2. What happened? What was the outcome?

He said, ‘Aww man, don’t put this on me’ (verbatim), and hung up.

3. If you were to do it again, would you do it differently? What did you learn?

Although that was not an outright confession, his response confirmed for me that he knew exactly what I was talking about. When I later confronted my wife, and over the course of several months, bluffed her into telling me all of the truth I will ever get out of her.Being able to relay what the OP had said seemed to weaken the bond between them. Left to my interpretation, his words meant, ‘Don’t blame me, blame your wife’. I’m not sure how I would handle it if I had it over to do again.
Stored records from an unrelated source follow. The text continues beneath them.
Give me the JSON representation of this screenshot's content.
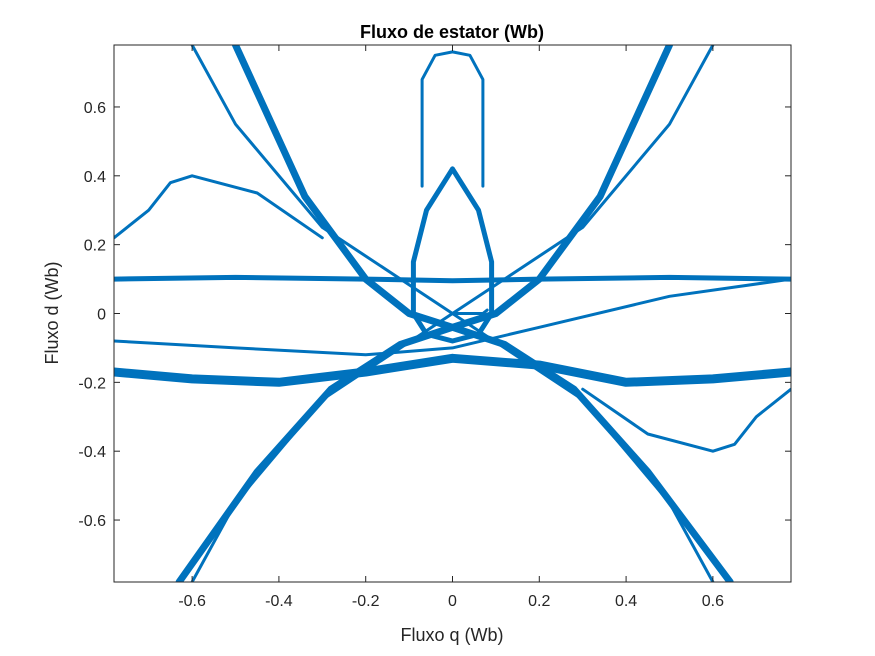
{
  "chart_data": {
    "type": "line",
    "title": "Fluxo de estator (Wb)",
    "xlabel": "Fluxo q (Wb)",
    "ylabel": "Fluxo d (Wb)",
    "xlim": [
      -0.78,
      0.78
    ],
    "ylim": [
      -0.78,
      0.78
    ],
    "xticks": [
      -0.6,
      -0.4,
      -0.2,
      0,
      0.2,
      0.4,
      0.6
    ],
    "xtick_labels": [
      "-0.6",
      "-0.4",
      "-0.2",
      "0",
      "0.2",
      "0.4",
      "0.6"
    ],
    "yticks": [
      -0.6,
      -0.4,
      -0.2,
      0,
      0.2,
      0.4,
      0.6
    ],
    "ytick_labels": [
      "-0.6",
      "-0.4",
      "-0.2",
      "0",
      "0.2",
      "0.4",
      "0.6"
    ],
    "grid": false,
    "color": "#0072BD",
    "series": [
      {
        "x": [
          -0.63,
          -0.45,
          -0.28,
          -0.12,
          0.0,
          0.1,
          0.2,
          0.34,
          0.5
        ],
        "y": [
          -0.78,
          -0.46,
          -0.22,
          -0.09,
          -0.04,
          0.0,
          0.1,
          0.34,
          0.78
        ]
      },
      {
        "x": [
          0.64,
          0.45,
          0.28,
          0.12,
          0.0,
          -0.1,
          -0.2,
          -0.34,
          -0.5
        ],
        "y": [
          -0.78,
          -0.46,
          -0.22,
          -0.09,
          -0.04,
          0.0,
          0.1,
          0.34,
          0.78
        ]
      },
      {
        "x": [
          -0.78,
          -0.6,
          -0.4,
          -0.2,
          0.0,
          0.2,
          0.4,
          0.6,
          0.78
        ],
        "y": [
          -0.17,
          -0.19,
          -0.2,
          -0.17,
          -0.13,
          -0.15,
          -0.2,
          -0.19,
          -0.17
        ]
      },
      {
        "x": [
          -0.78,
          -0.5,
          -0.2,
          0.0,
          0.2,
          0.5,
          0.78
        ],
        "y": [
          0.1,
          0.105,
          0.1,
          0.095,
          0.1,
          0.105,
          0.1
        ]
      },
      {
        "x": [
          0.0,
          0.06,
          0.09,
          0.09,
          0.06,
          0.0,
          -0.06,
          -0.09,
          -0.09,
          -0.06,
          0.0
        ],
        "y": [
          0.42,
          0.3,
          0.15,
          0.0,
          -0.06,
          -0.08,
          -0.06,
          0.0,
          0.15,
          0.3,
          0.42
        ]
      },
      {
        "x": [
          -0.07,
          -0.07,
          -0.04,
          0.0,
          0.04,
          0.07,
          0.07
        ],
        "y": [
          0.37,
          0.68,
          0.75,
          0.76,
          0.75,
          0.68,
          0.37
        ]
      },
      {
        "x": [
          -0.6,
          -0.5,
          -0.3,
          0.0,
          0.3,
          0.5,
          0.6
        ],
        "y": [
          0.78,
          0.55,
          0.25,
          0.0,
          -0.25,
          -0.55,
          -0.78
        ]
      },
      {
        "x": [
          0.6,
          0.5,
          0.3,
          0.0,
          -0.3,
          -0.5,
          -0.6
        ],
        "y": [
          0.78,
          0.55,
          0.25,
          0.0,
          -0.25,
          -0.55,
          -0.78
        ]
      },
      {
        "x": [
          -0.78,
          -0.7,
          -0.65,
          -0.6,
          -0.45,
          -0.3
        ],
        "y": [
          0.22,
          0.3,
          0.38,
          0.4,
          0.35,
          0.22
        ]
      },
      {
        "x": [
          0.78,
          0.7,
          0.65,
          0.6,
          0.45,
          0.3
        ],
        "y": [
          -0.22,
          -0.3,
          -0.38,
          -0.4,
          -0.35,
          -0.22
        ]
      },
      {
        "x": [
          -0.78,
          -0.5,
          -0.2,
          0.0,
          0.2,
          0.5,
          0.78
        ],
        "y": [
          -0.08,
          -0.1,
          -0.12,
          -0.1,
          -0.04,
          0.05,
          0.1
        ]
      },
      {
        "x": [
          0.0,
          0.07,
          0.08
        ],
        "y": [
          0.0,
          0.0,
          0.01
        ]
      }
    ]
  }
}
I am a very emotional person, and require that I deal with emotional experiences fully – so I guess I would handle it the same unless I was grieving differently.

Coach’s Comments:

There obviously is a huge gap in this marriage. Fear of confrontation? Guilt? Shame? We don’t know. We do know that the husband believed his wife was so tightly shut down that they could not engage in a constructive conversation. Whether this was a long standing pattern or a result of the infidelity, again, we don’t know.

Confronting the other man seemed to work well for him in discerning the truth. Direct. Charging neutral. His approach and demeanor with the other person most likely was helpful in getting a response which helped clarify the truth.

His intervention with the other man, as well, seemingly shut off some of the juice of the affair relationship. In this case, a nice by-product of the confrontation. (Do you get the feeling that the other man was “using” his wife and didn’t want HER problems?)